8. Wider mmul shape — only where it amortizes
An int8 mmul<r, s, t> comes in several widths (the exact set is
arch-dependent; check the aie-api headers for your target — e.g. AIE2P int8
offers mmul<4,8,8>, <4,16,8>, <8,8,8>, <8,16,8>). A wider M (r)
doubles output rows per call; a wider K (s=16) needs the weight operand
re-laid-out (e.g. ...I8O8 → ...I16O8), which isn't free.
- When there's a deep inner reduction loop per output (e.g. 3x3+ conv
with a kx·ky·channels reduction): usually a direct win — halving the
outer call count cuts a large per-output workload, swamping any extra
operand-gather cost.
- When the per-output work is tiny (1x1 conv / GEMV-ish) AND the operand
is built by scalar gather: it can REGRESS.
mmul<M,8,8> does M×8
byte copies per reduction step; going M=4→8 doubles the gather while
only halving an already-small call count. Verified: a 1x1 kernel went
3.34 → 3.58 ms (+7%, reverted). Vectorize the operand gather (lever
#6) first; only then does the wider shape pay back.
- Non-contiguous operands (strided/gathered inputs): tried + reverted.
The wider shape can't help if the operand can't be loaded contiguously.
9. Move pure data-movement into DMA (free a whole tile)

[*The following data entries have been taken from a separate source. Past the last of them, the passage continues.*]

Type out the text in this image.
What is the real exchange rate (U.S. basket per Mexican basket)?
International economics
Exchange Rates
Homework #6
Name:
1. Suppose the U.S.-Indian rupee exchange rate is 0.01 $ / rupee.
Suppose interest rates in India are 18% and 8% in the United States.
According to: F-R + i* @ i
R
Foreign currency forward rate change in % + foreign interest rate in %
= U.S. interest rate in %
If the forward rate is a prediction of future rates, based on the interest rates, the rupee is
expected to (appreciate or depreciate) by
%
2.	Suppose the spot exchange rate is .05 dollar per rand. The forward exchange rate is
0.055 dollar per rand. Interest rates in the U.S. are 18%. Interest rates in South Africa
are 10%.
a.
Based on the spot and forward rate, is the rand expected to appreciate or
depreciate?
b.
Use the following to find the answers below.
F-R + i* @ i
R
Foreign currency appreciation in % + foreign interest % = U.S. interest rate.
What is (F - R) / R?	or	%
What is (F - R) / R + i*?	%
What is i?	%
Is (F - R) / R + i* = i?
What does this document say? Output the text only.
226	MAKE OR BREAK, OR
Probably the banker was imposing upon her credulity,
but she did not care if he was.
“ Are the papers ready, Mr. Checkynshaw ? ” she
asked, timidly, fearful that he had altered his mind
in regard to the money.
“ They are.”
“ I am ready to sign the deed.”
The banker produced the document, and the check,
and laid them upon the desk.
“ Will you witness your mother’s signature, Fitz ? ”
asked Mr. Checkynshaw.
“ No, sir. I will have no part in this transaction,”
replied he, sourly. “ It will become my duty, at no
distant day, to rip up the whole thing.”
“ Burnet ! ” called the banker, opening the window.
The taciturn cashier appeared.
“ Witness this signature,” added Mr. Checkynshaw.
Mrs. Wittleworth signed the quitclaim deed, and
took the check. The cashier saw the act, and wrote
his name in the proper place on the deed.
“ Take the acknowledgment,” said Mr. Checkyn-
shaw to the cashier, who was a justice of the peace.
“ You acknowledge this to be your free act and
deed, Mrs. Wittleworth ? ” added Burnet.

If a kernel body is only a data rearrangement — a strided copy,
transpose (dst[a,b] = src[b,a]), deinterleave, or gather, with no
arithmetic — it's exactly what the memtile DMA dims_to_stream /
dims_from_stream machinery was built for. Move it onto the upstream
ObjectFifo (cons().forward(dims_to_stream=…)) instead of running a
kernel. This drops an extern call + a .o and frees the consumer tile's
program memory — worth doing even when the kernel isn't on the critical
path (verified: pure-transpose packer kernels that ablation showed were
off the critical path were still worth removing for the PM/tile savings).
Don't do this if the kernel also computes (mac, activation, requant) —
the rearrangement is essentially free when overlaid on real compute, so
leave it in the kernel.
Related DMA layout wins:
- Deinterleave a strided input so the kernel reads aligned vectors
instead of a strided scalar gather (e.g. split a stride-2 input into
even/odd halves per row). Verified +12% fps on a strided-input conv.
- A layout transform can live on the shim tap, the compute
toStream/fromStream, OR the memtile forward — pick the cheapest
for your dataflow, it's not memtile-only.
Constraints to respect when forwarding (otherwise expect wrong or zero
data):
- Aligned vector loads need their natural alignment (a load of an
N-byte vector wants N-byte alignment, e.g.
load_v<int8,32> → 32-byte).
If a deinterleave lands data at an unaligned offset, do 2 aligned loads +
shuffle_down rather than one unaligned load.
- In a multi-kernel chain, pin the forward to a specific column memtile
(
.forward(tile=Tile(col, 1))) so the ObjectFifoLink has a shared tile;
a placement that works standalone can otherwise fail in the chain.
Register-pressure / power note
More compute isn't always the goal. On a kernel that was off the
critical path, removing an explicit AIE_LOOP_UNROLL(2) from a 4-
accumulator reduction loop cut in-loop register-spill traffic by ~87% and
.text by ~8% at net-zero throughput — pure power savings, which can
matter for deployment. When adding explicit unroll to a kernel with 4+
simultaneous accumulators, count in-loop spill stores/loads (vst/vld
of accumulator-state registers) in the disasm before adopting: spill
inside a hot loop is a power tax even when wall time is flat.
Verifying any change took effect
Make's incremental rebuild tracks file mtimes, not flag changes, and
.prj/ directories cache stale ELFs — a source edit may not reach the
.o. After each change:
- Confirm the
.o rebuilt (check mtime) and, when in doubt,
make clean / rm -rf build/*.prj.
- Confirm the change is in the binary: did the
vmac count change, did
__divsi3 disappear, did the function size move the way you expected?
- Only then trust the wall-time delta.
The aie-api headers are the ground truth for what each intrinsic lowers to.
In this repo they're vendored at third_party/aie_api/include/aie_api/
(aie.hpp is the umbrella header; per-arch lowerings live under
detail/aie*/); after a build they're also copied to
install/include/aie_api/. The matmul programming example
(programming_examples/.../matrix_multiplication/) is a good reference for
DMA-delivered mmul-ready operand layouts.